When I was in the high school concert band, I really wanted to play the drums. But we had an awesome drummer already, his name was Rob Bell. Besides, I was a freshman so there was no way I was getting near that drum kit.
You had to pay your dues to work up to it.
So I started where most percussionists do. With the cymbals. Or wood block, triangle, and wind chimes. I’ve done it all. Never got to be the star of the show, but I was on the stage. And I played my part as enthusiastically as I could.
Here’s what’s interesting to me: even though I was only playing a small part I still needed to see the sheet music. All of it.
Even though my part didn’t come until measure 72, I needed to follow along from the beginning to make sure I was at the right place. And even if my shining moment is only 6 quarter note cymbal crashes, if I mess up it everyone will notice.
If I crash too soon, it will be disaster.
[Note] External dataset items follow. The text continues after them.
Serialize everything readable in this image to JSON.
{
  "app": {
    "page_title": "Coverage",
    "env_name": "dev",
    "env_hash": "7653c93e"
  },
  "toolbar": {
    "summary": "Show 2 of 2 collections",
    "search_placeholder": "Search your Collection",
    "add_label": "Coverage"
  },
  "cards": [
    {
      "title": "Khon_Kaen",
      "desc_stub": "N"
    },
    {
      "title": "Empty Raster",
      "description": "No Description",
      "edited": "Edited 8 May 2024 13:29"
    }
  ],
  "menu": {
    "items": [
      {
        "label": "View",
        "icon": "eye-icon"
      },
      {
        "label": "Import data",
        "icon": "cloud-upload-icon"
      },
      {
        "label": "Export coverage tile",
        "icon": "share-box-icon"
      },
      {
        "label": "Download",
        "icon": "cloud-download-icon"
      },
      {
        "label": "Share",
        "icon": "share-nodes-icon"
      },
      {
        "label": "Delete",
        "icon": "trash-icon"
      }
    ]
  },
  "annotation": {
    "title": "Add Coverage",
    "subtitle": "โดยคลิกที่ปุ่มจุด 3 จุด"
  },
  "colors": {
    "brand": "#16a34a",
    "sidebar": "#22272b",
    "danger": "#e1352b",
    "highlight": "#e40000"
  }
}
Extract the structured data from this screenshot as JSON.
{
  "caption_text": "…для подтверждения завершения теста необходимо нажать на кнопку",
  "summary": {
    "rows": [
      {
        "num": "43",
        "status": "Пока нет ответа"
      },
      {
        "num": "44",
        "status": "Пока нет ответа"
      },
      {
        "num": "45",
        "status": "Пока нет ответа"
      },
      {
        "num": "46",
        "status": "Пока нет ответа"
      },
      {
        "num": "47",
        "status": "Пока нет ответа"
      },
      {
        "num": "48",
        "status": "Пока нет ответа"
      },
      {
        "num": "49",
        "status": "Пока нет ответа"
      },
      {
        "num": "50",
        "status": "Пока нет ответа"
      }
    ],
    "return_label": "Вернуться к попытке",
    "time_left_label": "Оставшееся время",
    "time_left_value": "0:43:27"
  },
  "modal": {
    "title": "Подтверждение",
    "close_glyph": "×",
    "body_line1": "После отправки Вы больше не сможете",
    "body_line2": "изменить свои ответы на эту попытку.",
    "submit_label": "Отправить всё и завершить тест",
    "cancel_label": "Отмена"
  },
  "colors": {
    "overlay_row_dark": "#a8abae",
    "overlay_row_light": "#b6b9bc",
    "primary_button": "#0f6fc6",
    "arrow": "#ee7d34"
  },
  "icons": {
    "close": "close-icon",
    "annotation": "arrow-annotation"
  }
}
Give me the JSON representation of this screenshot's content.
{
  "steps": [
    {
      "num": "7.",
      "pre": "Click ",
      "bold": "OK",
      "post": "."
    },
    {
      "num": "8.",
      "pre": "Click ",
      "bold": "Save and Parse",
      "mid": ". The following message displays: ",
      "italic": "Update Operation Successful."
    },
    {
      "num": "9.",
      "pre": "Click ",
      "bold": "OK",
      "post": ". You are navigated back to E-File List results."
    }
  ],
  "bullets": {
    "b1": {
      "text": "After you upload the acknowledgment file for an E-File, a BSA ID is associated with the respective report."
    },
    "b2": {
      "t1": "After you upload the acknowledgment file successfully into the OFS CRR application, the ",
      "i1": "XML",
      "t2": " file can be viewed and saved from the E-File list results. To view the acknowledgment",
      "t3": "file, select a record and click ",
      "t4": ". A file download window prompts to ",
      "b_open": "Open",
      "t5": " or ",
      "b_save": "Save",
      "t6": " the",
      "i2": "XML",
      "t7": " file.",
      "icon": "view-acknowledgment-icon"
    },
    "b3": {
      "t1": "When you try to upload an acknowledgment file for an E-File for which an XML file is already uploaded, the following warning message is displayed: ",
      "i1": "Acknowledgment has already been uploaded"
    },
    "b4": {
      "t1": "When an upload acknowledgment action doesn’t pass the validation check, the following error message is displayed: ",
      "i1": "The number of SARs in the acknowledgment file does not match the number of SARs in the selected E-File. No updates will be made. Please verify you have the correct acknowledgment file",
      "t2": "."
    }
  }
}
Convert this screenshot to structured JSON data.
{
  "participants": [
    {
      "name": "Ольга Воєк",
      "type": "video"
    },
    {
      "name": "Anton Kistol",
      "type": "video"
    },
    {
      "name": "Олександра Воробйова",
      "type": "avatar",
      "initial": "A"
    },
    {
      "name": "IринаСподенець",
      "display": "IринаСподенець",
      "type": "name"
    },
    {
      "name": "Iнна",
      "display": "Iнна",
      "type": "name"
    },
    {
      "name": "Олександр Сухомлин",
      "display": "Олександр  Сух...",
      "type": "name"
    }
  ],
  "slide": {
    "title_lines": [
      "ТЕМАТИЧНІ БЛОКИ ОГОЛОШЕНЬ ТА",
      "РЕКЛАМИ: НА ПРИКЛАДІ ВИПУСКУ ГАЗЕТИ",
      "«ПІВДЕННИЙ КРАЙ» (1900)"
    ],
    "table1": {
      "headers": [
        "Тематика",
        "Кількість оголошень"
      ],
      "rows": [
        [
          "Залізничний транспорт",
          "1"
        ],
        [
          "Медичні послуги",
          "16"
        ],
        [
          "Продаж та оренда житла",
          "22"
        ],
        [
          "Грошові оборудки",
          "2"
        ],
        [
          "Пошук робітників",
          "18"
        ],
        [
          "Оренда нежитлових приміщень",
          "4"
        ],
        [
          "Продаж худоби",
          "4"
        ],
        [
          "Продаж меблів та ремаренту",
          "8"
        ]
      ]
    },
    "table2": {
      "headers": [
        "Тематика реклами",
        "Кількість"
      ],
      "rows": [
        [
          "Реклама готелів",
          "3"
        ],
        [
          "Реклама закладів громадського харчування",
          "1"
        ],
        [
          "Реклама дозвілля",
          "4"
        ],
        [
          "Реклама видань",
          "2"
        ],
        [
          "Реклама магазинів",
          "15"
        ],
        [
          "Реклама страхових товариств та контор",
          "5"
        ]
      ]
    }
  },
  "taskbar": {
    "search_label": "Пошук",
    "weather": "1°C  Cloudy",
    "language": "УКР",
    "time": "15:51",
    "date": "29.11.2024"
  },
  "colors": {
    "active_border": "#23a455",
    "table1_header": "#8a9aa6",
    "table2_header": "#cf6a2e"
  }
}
If I’m on the wrong page it will throw everyone off. I had to see the bigger picture.
The same is true of your employees. If they only focus on what immediately needs to get done, they will miss how this fits within the overall organization. Let your employees see the big picture.
Let them see how their individual goals tie back to organizational goals.
It provides more clarity and purpose to what they are doing.
It gives employees a greater sense of ownership and contribution to the company.
So even for those employees that are “only” cymbal players, make sure they get the sheet music too.